Door het steeds krappere monetaire beleid en de zorgen omtrent regionale banken in de Verenigde Staten groeit de ongerustheid over een financiële crisis. Wetenschappelijk onderzoek laat zien dat crises vaak vooraf gegaan worden door hoge kredietgroei, maar over het effect van rentestijgingen is er weinig te vinden. Zou een model een crisis eerder kunnen voorspellen als we er rentetarieven in opnemen?
In het kort
- Naast kredietgroei, zijn ook de kapitaalratio en de renteverhogingen van invloed op de kans op een financiële crisis.
- Kredietgroei is in een eenvoudig crisismodel een betere voorspeller van financiële crises dan rentestijgingen.
- Op basis van de kredietgroei en rentes bestaat er in Nederland een relatief laag crisisrisco.
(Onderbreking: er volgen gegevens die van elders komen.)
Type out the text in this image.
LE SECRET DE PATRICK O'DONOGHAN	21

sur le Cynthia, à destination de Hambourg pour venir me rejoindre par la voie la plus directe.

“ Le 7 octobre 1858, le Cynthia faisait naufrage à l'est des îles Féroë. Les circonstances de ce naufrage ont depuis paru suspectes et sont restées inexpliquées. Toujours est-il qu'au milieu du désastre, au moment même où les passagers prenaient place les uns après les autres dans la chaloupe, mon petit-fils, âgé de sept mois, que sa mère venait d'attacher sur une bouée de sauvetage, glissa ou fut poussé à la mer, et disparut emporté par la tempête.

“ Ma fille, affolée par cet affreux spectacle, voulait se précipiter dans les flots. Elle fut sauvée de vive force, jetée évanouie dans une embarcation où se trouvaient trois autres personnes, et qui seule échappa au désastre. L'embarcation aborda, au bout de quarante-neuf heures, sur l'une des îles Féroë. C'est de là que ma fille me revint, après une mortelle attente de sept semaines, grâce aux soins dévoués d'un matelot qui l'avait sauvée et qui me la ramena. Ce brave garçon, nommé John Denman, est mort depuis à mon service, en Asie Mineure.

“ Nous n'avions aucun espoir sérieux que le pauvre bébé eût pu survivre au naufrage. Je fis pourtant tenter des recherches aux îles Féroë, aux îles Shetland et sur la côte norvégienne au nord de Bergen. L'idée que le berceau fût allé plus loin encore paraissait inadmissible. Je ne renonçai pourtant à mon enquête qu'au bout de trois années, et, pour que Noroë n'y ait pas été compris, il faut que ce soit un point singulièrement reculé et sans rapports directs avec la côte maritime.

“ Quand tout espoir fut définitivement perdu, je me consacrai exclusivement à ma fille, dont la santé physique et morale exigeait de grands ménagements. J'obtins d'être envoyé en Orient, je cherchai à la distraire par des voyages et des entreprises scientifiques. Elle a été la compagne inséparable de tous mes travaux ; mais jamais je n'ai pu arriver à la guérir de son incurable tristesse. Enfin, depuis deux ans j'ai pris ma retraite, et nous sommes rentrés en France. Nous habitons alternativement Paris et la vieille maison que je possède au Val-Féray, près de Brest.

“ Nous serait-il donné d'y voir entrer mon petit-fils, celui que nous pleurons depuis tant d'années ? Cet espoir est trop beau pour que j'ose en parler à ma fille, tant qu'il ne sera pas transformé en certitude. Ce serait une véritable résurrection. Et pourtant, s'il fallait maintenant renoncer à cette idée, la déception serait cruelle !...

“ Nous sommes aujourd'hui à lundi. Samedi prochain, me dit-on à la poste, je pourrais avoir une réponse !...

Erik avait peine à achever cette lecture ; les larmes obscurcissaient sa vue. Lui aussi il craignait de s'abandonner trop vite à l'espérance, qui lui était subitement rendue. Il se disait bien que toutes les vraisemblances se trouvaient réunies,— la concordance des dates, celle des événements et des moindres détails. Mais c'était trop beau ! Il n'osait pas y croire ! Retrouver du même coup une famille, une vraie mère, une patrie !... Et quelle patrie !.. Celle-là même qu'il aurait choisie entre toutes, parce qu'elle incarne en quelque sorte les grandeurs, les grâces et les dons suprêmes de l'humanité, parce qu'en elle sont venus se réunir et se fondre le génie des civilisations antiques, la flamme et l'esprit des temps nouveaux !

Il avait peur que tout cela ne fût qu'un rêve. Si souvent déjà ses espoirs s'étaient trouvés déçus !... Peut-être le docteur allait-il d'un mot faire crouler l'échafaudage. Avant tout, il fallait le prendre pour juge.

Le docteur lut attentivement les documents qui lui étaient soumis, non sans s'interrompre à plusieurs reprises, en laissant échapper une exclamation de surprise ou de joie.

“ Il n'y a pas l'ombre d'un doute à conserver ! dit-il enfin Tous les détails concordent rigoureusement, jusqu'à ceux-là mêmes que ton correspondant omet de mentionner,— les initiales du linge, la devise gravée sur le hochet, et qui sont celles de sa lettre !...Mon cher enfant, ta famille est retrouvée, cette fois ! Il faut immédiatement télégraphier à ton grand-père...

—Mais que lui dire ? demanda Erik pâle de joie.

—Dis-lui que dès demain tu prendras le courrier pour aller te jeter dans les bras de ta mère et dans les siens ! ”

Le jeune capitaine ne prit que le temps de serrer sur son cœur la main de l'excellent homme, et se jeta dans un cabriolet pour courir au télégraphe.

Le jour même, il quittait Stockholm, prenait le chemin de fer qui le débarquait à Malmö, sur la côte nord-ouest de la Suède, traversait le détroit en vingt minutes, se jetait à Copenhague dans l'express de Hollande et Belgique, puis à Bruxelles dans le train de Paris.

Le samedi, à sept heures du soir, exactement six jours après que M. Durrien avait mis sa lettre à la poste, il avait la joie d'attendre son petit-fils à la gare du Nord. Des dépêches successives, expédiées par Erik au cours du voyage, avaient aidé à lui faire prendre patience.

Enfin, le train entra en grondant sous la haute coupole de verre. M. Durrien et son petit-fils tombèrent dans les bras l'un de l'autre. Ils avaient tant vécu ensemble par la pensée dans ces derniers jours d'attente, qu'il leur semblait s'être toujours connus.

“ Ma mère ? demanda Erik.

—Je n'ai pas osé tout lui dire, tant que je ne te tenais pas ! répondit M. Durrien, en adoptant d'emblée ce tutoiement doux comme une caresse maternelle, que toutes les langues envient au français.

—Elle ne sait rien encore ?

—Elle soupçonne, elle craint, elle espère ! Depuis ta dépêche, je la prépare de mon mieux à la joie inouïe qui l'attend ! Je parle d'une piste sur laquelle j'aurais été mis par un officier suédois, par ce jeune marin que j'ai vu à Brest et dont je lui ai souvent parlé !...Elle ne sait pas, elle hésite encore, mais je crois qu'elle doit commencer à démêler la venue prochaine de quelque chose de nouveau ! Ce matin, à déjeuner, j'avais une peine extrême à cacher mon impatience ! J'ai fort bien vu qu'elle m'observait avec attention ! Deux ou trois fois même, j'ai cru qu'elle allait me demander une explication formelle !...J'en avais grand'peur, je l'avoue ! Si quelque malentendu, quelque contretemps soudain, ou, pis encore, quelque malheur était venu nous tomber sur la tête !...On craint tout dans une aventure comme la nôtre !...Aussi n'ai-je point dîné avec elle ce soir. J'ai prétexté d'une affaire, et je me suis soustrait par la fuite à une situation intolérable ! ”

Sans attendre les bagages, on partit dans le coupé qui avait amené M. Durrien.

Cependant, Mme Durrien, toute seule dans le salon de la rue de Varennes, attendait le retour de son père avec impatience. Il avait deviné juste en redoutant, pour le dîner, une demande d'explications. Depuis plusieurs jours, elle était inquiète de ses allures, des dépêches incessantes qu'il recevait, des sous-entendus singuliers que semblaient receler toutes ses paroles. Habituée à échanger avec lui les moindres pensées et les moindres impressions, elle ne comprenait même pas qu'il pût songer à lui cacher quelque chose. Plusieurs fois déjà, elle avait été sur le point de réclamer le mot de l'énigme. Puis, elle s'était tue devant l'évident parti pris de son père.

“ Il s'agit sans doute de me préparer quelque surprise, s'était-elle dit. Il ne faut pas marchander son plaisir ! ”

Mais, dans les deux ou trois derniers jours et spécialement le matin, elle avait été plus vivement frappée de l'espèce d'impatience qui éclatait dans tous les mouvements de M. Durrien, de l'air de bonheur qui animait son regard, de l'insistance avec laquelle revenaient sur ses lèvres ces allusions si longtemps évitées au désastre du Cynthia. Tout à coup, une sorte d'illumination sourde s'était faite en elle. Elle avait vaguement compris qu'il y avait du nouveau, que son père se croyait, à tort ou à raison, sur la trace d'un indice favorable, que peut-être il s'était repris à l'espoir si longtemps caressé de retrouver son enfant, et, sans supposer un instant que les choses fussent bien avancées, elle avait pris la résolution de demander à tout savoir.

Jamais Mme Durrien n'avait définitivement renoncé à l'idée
In reactie op de hoge inflatie hebben verschillende centrale banken de rente sterk verhoogd. Aanvankelijk gingen zij ervan uit dat de inflatie – als gevolg van knelpunten in de toeleveringsketen en de stijgende prijzen van energie en grondstoffen – tijdelijk zou zijn. Maar door de krappe arbeidsmarkt, loongroei en hogere inflatieverwachtingen besloten de centrale banken om de rente toch verder te verhogen. Daarmee hoopten zij het vraagoverschot binnen de perken te houden, en hun geloofwaardigheid te herstellen in de strijd tegen de inflatie. Deze renteverhogingen zijn vanuit historisch perspectief gezien vrij fors. Zeker wanneer we ze vergelijken met die van de afgelopen dertig jaar; hoewel het niveau van de rentetarieven in relatieve zin nog steeds niet ontzettend hoog is.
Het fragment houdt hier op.